I will be voting against the government’s plans to cut disability benefits. These are the actions I have taken so far on behalf of constituents:

On hearing initial reports of the government’s plans, I urgently intervened in a debate on March 17 in Parliament to ask whether they had considered the voices of disabled people whilst formulating them. 

The next week, on the day of the Chancellor’s Spring Statement (March 26) I spoke on camera strongly criticising the direction the government was taking and warned of the severe consequences for disabled people.  

Having consulted with disabled constituents, like-minded colleagues, groups representing disabled people, and government whips, I made the decision to vote against the plans. 

I announced this on May 6, calling for the government to drop the cuts. I appeared on the BBC Wales evening news to make my position public and spoke to local press to explain my decision to constituents. 

My comments were widely published, including on the BBC News website, Wales Online (and in the Western Mail), the i Paper, Daily Mail, Wrexham.com, The Leader, County Times, Cambrian News, MyWelshpool and MyNewtown. 

I then spoke in a Westminster Hall Debate on May 7, again calling on the government to drop the cuts, and advocating for wealth taxes as a means of properly funding public services. 

On May 8, I co-signed a letter alongside 41 other MPs calling the plans impossible to support and demanding a change in direction.

Please read below my feelings on the policy in more detail:

I cannot support disability benefit cuts
I cannot support disability benefit cuts

This was originally published in the Cambrian News, 7 May 2025, and can be found here.

In recent weeks, I have received correspondence from hundreds of constituents who are deeply alarmed by the government’s plans to cut disability benefits.

In March, the Department for Work and Pensions published a Green Paper outlining these plans.

There are some welcome changes in the Green Paper, including abolishing three-yearly assessments for the most severely disabled, proposals on Unemployment Insurance, a billion pounds for helping people get work, no freeze in PIP, the ruling out of the voucher system the Tories desired and a ‘Right to Try’, allowing disabled people to see how they cope with work without losing their support.

The big picture, however, is that these changes will pull the rug out from under many of my disabled constituents at a time when the poorest and sickest in society face awful pressure on their living standards.

Through changing the points scoring system, there will be a significant cut in the number of people eligible for Personal Independence Payments (PIP). Many who already qualify for PIP will stop receiving it.

I was a secondary school teacher for 20 years and an elected trade union rep since the age of 28. I know that honest work is a source of dignity and pride.

This is true for disabled people as much as anyone else.

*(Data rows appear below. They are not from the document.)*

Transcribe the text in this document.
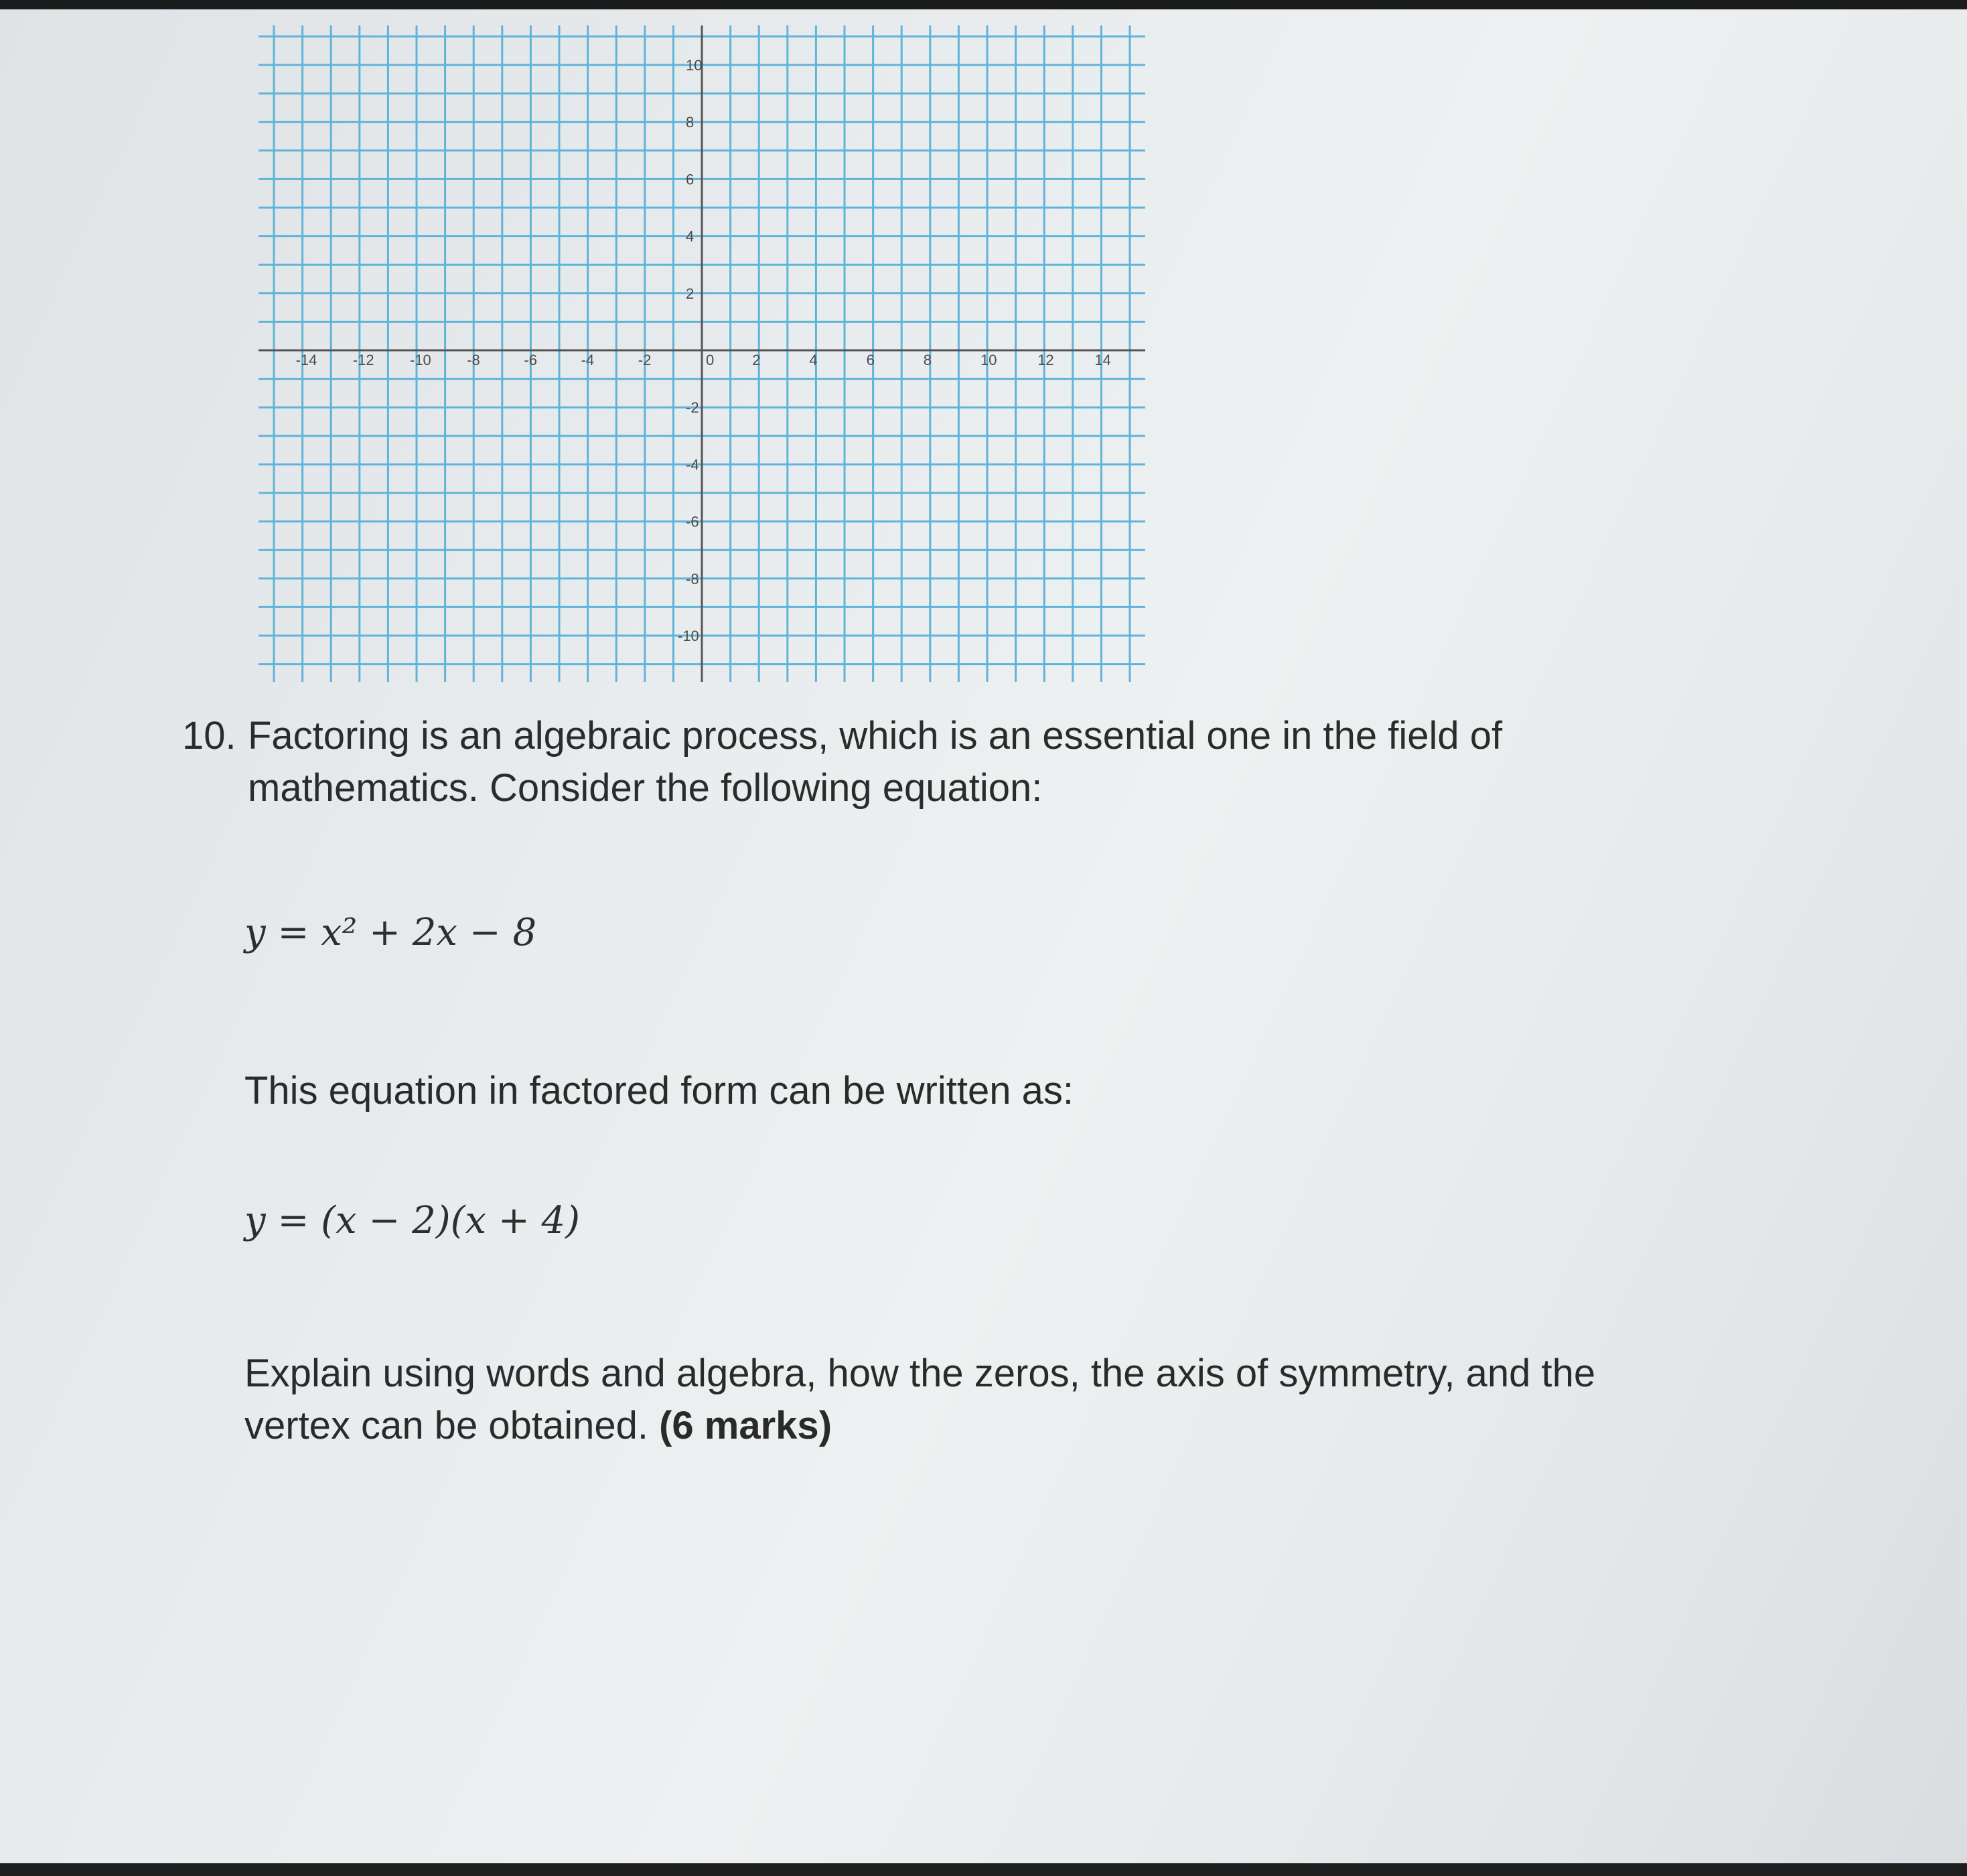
-14 -12 -10 -8	-6	-4	-2	2	4	6	8	10	12	14
0
10
8
6
4
2
-2
-4
-6
-8
-10
10. Factoring is an algebraic process, which is an essential one in the field of
mathematics. Consider the following equation:
y = x² + 2x − 8
This equation in factored form can be written as:
y = (x − 2)(x + 4)
Explain using words and algebra, how the zeros, the axis of symmetry, and the
vertex can be obtained. (6 marks)
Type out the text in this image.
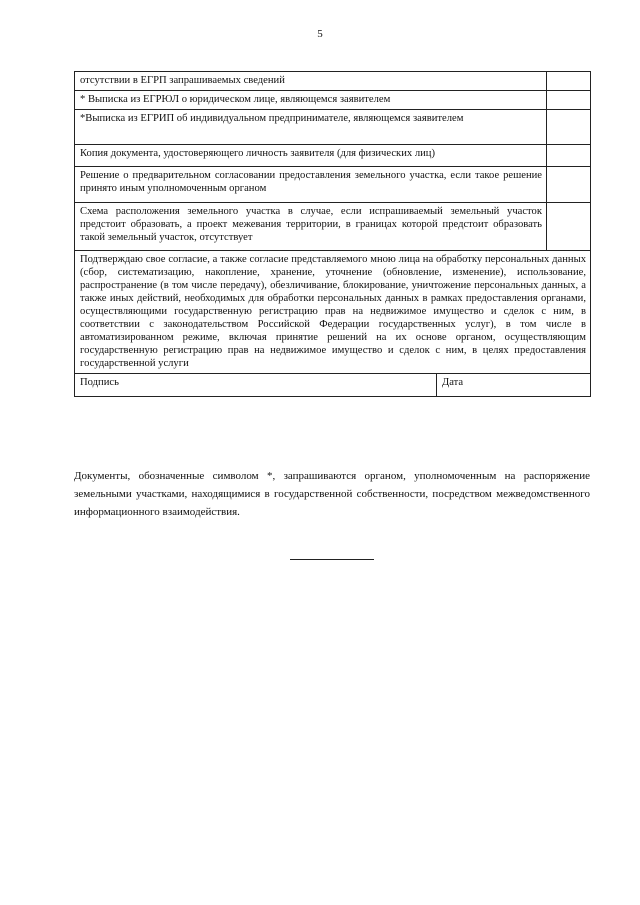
5
отсутствии в ЕГРП запрашиваемых сведений		
* Выписка из ЕГРЮЛ о юридическом лице, являющемся заявителем		
*Выписка из ЕГРИП об индивидуальном предпринимателе, являющемся заявителем		
Копия документа, удостоверяющего личность заявителя (для физических лиц)		
Решение о предварительном согласовании предоставления земельного участка, если такое решение принято иным уполномоченным органом		
Схема расположения земельного участка в случае, если испрашиваемый земельный участок предстоит образовать, а проект межевания территории, в границах которой предстоит образовать такой земельный участок, отсутствует		
Подтверждаю свое согласие, а также согласие представляемого мною лица на обработку персональных данных (сбор, систематизацию, накопление, хранение, уточнение (обновление, изменение), использование, распространение (в том числе передачу), обезличивание, блокирование, уничтожение персональных данных, а также иных действий, необходимых для обработки персональных данных в рамках предоставления органами, осуществляющими государственную регистрацию прав на недвижимое имущество и сделок с ним, в соответствии с законодательством Российской Федерации государственных услуг), в том числе в автоматизированном режиме, включая принятие решений на их основе органом, осуществляющим государственную регистрацию прав на недвижимое имущество и сделок с ним, в целях предоставления государственной услуги		
Подпись	Дата	
Документы, обозначенные символом *, запрашиваются органом, уполномоченным на распоряжение земельными участками, находящимися в государственной собственности, посредством межведомственного информационного взаимодействия.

It is also true that the benefits system helps those who can’t work go about their lives with dignity too.

We do have a responsibility to encourage people back into work when ever-increasing numbers of people drop out of the workforce due to ill health. Mental health problems are the single biggest driver of this rise and represent the largest contingent of PIP recipients too.

Around a quarter of working age people are no longer in work. This needs to be addressed. But the way to address is it not by further penalising the people who need the most help.

There are 275,000 PIP recipients in Wales. That is around one in seven working age people, a higher proportion per head than in England. 7,367 of these are within Montgomeryshire and Glyndŵr. Again, we face the sharp end of austerity.

When the richest 10% of people own 57% of the wealth in the UK, further penalising the vulnerable seems patently unjust and fundamentally incompatible with Labour values. As such, I will be voting against these cuts.

There are alternatives available for the government to meet its fiscal rules, not least taxes on extreme wealth, without which we will simply see the yawning gap between the ultra-rich and everybody else continue to widen.

Without taking steps to address this we will be having the same debates in five, ten, fifteen years’ time, as wealth continues to flow away from the state and from ordinary people.

I did not stand to be the MP for Montgomeryshire and Glyndŵr to make my disabled constituent’s lives harder. That is why I will be voting against the government over these plans.